Le Christ

 

 

                                DIALOGUE

 

 

                                                         SOUVENIR DE GUSTAVE MOREAU.

 

 

                                  I

 

– JÉSUS-NAZARÉEN, prophète et fils de Dieu

A voulu transférer sa vie à son idée

      Et nous gagner le Royaume des Cieux

      Par les sursauts de sa chair lapidée.

 

Donc, il est descendu vers nous, prêchant la Loi,

      Offrant à tous la Science des Mages,

      Prêchant l’amour et rendant témoignage...

A été pris, jugé, condamné, par les Sages,

Et cloué, mains et pieds, en hostie, à la Croix.

 

 

                                 II

 

      Au Golgotha, les trois croix sont dressées,

      Christ au milieu, sur la plus haut placée.

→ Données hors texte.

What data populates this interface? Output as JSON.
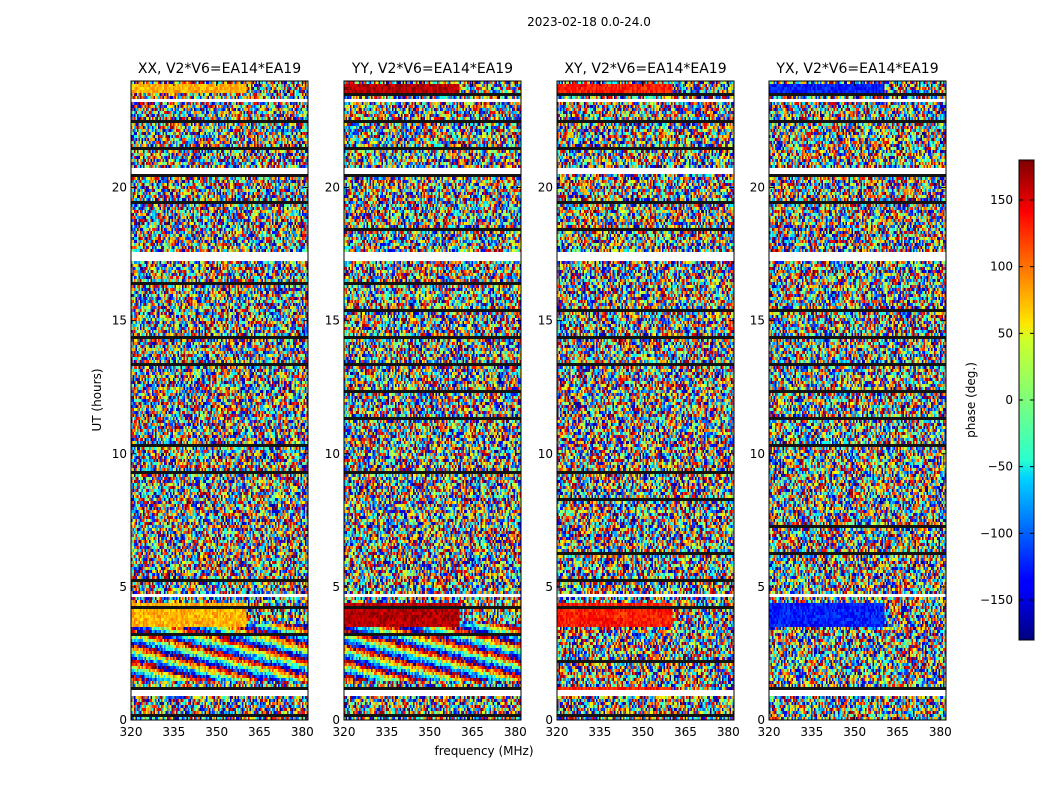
{
  "figure": {
    "suptitle": "2023-02-18 0.0-24.0"
  },
  "chart_data": {
    "type": "heatmap",
    "title": "2023-02-18 0.0-24.0",
    "xlabel": "frequency (MHz)",
    "ylabel": "UT (hours)",
    "xlim": [
      320,
      382
    ],
    "ylim": [
      0,
      24
    ],
    "x_ticks": [
      320,
      335,
      350,
      365,
      380
    ],
    "y_ticks": [
      0,
      5,
      10,
      15,
      20
    ],
    "panels": [
      {
        "title": "XX, V2*V6=EA14*EA19",
        "polarization": "XX"
      },
      {
        "title": "YY, V2*V6=EA14*EA19",
        "polarization": "YY"
      },
      {
        "title": "XY, V2*V6=EA14*EA19",
        "polarization": "XY"
      },
      {
        "title": "YX, V2*V6=EA14*EA19",
        "polarization": "YX"
      }
    ],
    "colorbar": {
      "label": "phase (deg.)",
      "range": [
        -180,
        180
      ],
      "ticks": [
        -150,
        -100,
        -50,
        0,
        50,
        100,
        150
      ],
      "colormap": "jet"
    },
    "flagged_time_gaps_hours": [
      [
        0.95,
        1.1
      ],
      [
        4.6,
        4.75
      ],
      [
        17.25,
        17.55
      ],
      [
        20.55,
        20.75
      ],
      [
        23.25,
        23.35
      ]
    ],
    "notes": "Phase values appear largely noise-like; coherent phase bands around 0.9-1.2 h and 3.5-4.4 h, and at the top near 23.6-23.9 h."
  }
}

Bientôt, ayant souffert ce qu’il fallait souffrir

            Pour le rachat de notre dette,

                  Semailles faites,

                  Il va mourir.

 

 

                                  I

 

Du geste de ses bras étendus sur la terre,

Il protège, attirant à lui tout le malheur

            Et toute l’humaine misère

Et pour que s’accomplisse enfin le grand Mystère

Comme s’il résumait toute notre misère

            Et toute l’humaine prière

Les yeux vers l’avenir, il offre ses douleurs,

Sachant que c’est ainsi qu’il rejoindra son père.

 

 

                                  II

 

      – Il va mourir ; les temps sont révolus,

            Le sang déjà ne coule plus

            Dans sa barbe et sur sa poitrine...

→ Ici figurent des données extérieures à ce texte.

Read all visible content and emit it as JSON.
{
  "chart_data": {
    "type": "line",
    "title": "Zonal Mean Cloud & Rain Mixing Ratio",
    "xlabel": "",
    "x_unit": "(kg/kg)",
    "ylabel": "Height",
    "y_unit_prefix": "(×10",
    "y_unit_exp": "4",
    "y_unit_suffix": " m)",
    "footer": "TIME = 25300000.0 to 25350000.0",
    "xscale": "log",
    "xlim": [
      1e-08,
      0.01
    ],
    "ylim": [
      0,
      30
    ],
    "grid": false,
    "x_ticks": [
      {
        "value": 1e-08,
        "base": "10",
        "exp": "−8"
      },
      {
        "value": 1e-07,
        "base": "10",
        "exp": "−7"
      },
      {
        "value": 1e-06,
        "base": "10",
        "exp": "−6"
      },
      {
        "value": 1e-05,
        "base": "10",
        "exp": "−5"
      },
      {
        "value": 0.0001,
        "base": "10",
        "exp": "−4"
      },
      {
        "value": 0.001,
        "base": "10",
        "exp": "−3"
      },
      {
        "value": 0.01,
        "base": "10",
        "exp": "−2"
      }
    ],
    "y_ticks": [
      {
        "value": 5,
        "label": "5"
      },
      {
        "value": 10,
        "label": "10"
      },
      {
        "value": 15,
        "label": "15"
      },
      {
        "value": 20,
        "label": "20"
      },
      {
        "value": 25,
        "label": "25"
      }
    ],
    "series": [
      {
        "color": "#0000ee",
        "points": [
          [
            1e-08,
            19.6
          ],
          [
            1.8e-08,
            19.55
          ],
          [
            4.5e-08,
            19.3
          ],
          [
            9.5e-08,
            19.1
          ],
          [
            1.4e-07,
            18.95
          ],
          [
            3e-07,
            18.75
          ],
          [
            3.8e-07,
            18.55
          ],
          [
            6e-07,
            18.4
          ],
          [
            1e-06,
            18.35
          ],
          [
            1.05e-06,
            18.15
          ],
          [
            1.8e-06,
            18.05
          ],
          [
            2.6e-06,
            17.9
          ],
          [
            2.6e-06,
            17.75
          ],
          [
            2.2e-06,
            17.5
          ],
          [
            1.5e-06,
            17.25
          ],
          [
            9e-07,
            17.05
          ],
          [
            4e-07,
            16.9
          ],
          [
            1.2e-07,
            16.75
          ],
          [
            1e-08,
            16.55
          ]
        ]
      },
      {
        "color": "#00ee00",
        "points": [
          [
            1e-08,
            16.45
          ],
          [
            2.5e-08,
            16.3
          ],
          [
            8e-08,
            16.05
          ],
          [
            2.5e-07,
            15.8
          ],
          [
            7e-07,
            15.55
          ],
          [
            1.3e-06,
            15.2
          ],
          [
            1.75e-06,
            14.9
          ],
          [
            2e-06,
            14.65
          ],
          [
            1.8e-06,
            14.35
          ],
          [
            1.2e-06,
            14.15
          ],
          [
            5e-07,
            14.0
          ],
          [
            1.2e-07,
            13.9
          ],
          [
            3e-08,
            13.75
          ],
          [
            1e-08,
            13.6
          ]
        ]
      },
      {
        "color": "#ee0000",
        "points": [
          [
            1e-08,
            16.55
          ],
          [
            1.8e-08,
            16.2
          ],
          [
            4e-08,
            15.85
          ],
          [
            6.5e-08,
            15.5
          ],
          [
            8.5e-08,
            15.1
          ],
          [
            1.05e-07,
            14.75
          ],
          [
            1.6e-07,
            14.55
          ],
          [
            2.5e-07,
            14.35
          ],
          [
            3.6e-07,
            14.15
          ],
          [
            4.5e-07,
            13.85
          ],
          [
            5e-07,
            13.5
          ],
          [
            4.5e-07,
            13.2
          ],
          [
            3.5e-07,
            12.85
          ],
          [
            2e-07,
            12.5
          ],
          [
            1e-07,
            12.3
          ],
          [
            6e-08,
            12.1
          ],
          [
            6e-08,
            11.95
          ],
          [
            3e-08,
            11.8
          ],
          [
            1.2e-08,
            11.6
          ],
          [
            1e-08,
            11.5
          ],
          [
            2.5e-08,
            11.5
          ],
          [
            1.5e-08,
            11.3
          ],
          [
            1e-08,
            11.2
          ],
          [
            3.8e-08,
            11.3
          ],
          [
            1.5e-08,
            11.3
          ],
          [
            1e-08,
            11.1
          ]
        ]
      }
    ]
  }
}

            Flanc troué, couronné d’épines,

Il va mourir selon le don qu’il a voulu ;

            Il souffre de façon divine.

 

 

                                  I

 

– ... Et comme il regardait à droite, il a souri.

 

 

                                  II

 

Maintenant oubliant l’étape douloureuse,

            Les clous, le fiel, le front meurtri,

Il défaille, exaucé, baignant sa face heureuse

Aux rayons glorieux du soleil qui décroît.

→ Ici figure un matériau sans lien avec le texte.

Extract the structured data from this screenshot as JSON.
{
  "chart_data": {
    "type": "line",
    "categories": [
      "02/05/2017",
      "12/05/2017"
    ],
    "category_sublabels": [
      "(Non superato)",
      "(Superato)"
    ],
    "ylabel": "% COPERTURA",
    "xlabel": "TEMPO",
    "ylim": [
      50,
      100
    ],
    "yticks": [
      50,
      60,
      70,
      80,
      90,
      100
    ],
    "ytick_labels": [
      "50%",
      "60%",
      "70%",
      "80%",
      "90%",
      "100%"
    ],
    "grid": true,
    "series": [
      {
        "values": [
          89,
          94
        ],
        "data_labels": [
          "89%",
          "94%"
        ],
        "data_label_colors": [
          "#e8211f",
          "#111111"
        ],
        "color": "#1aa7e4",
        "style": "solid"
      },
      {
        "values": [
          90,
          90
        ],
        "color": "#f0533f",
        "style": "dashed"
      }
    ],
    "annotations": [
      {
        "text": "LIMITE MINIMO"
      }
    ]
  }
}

Alors comme un immense et splendide mirage

Au-delà des toits blancs de la vallée, il voit

      Au-delà des lieux, à travers les âges,

Le monde tout entier renaître par sa mort

Et l’Homme, esclave en pleurs et souffrant de l’attente,

            Plier les bagages, les tentes,

            Lever le camp, prendre l’essor

Et, secouant enfin son long espoir inerte,

S’en aller vers les temps par les portes ouvertes.

 

 

                                  I

 

Et comme il regardait à droite, il a souri :

Et son miracle, et son triomphe, il l’a compris

Car pour fruit du sublime offertoire, tandis

Que le peuple ayant vu s’en retourne à ses coffres

                  De gros sous et d’argent fin,

                              Voici qu’enfin

            Se tend vers lui, brûlante, et s’offre

 

La bonne Humanité des larrons convertis.

 

 

 

Fernand DIVOIRE, 15 novembre 1906.

 

Paru dans Les Entretiens idéalistes en 1906.